In 2008, Exclusive Brethren member and GP Mark Christopher James Craddock, 75, prescribed the 18-year-old anti-androgen therapy cyproterone acetate (Cyprostat) during a 10-minute consultation in his home.
According to stuff.co.nz, the drug that Craddock prescribed is used to treat prostate cancer and severe male sexual disorders and sexual deviation.
The patient was a member of the Exclusive Brethren church at the time, the report said.
In a complaint letter to the Health Care Complaints Commission, he said when, at the age of 18 he came out as gay, a church leader told him, “there’s medication you can go on”.

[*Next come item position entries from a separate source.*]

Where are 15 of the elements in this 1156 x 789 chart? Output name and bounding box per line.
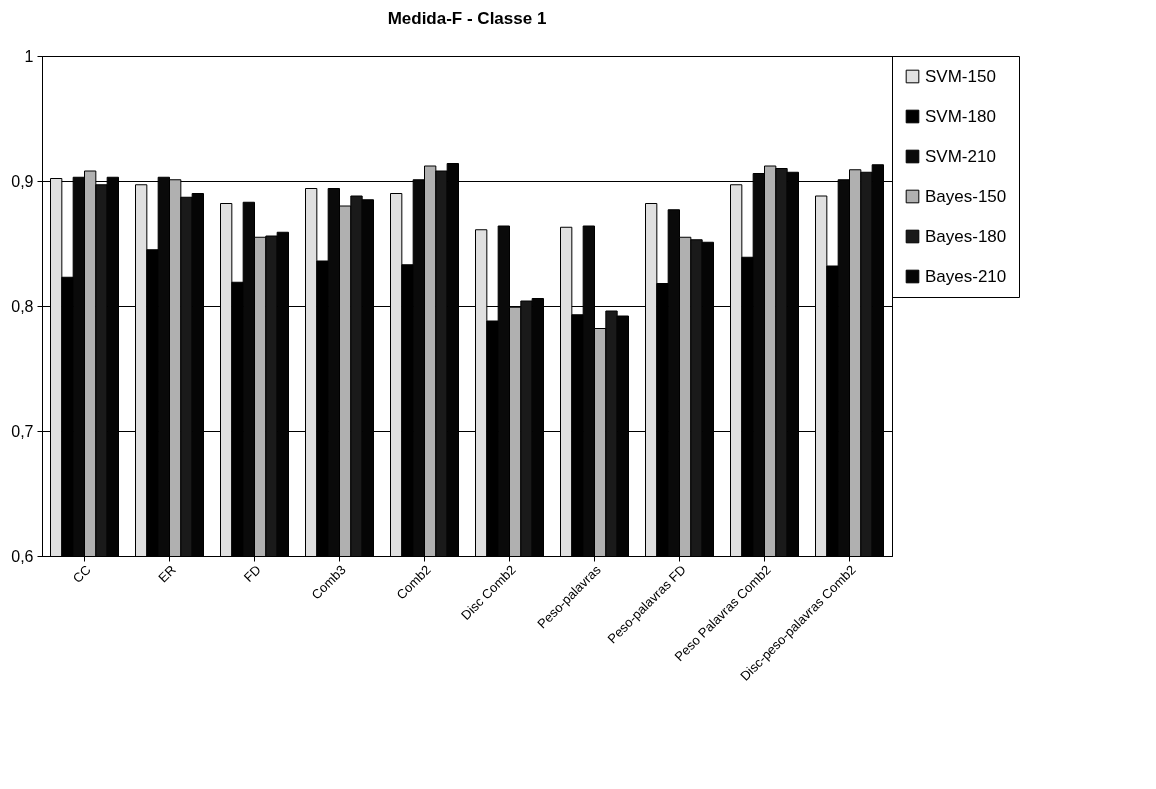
legend-label: Bayes-210 [925, 266, 1007, 286]
x-tick-label: FD [240, 562, 264, 585]
legend-label: Bayes-150 [925, 186, 1007, 206]
legend-label: SVM-180 [925, 106, 996, 126]
y-tick-label: 0,7 [11, 422, 34, 440]
legend-label: SVM-210 [925, 146, 996, 166]
y-tick-label: 0,8 [11, 297, 34, 315]
y-tick-label: 0,9 [11, 172, 34, 190]
legend-label: SVM-150 [925, 66, 996, 86]
chart-title: Medida-F - Classe 1 [387, 9, 547, 28]
y-tick-label: 0,6 [11, 547, 34, 565]
legend-label: Bayes-180 [925, 226, 1007, 246]
y-tick-label: 1 [24, 47, 34, 65]
x-tick-label: ER [155, 562, 179, 586]
x-tick-label: CC [69, 562, 94, 586]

“He recommended that I speak to Dr Craddock on the matter with a view to my being placed on medication to help me with my ‘problem’,” the man said.
According to the report, in a hearing before the professional standards committee of the Medical Council of New South Wales in June, Craddock admitted he did not obtain a medical history, conduct a physical examination, take an adequate sexual history or arrange a follow-up appointment.
He did not refer the patient to a counsellor or a psychologist, despite the drug manufacturer’s recommendation, and did not order a liver test or discuss the side effects, which include impotence, the report said.
Craddock conceded it was potentially dangerous for a patient to have that much medication unsupervised. He said that he should not have prescribed it at all, the report added.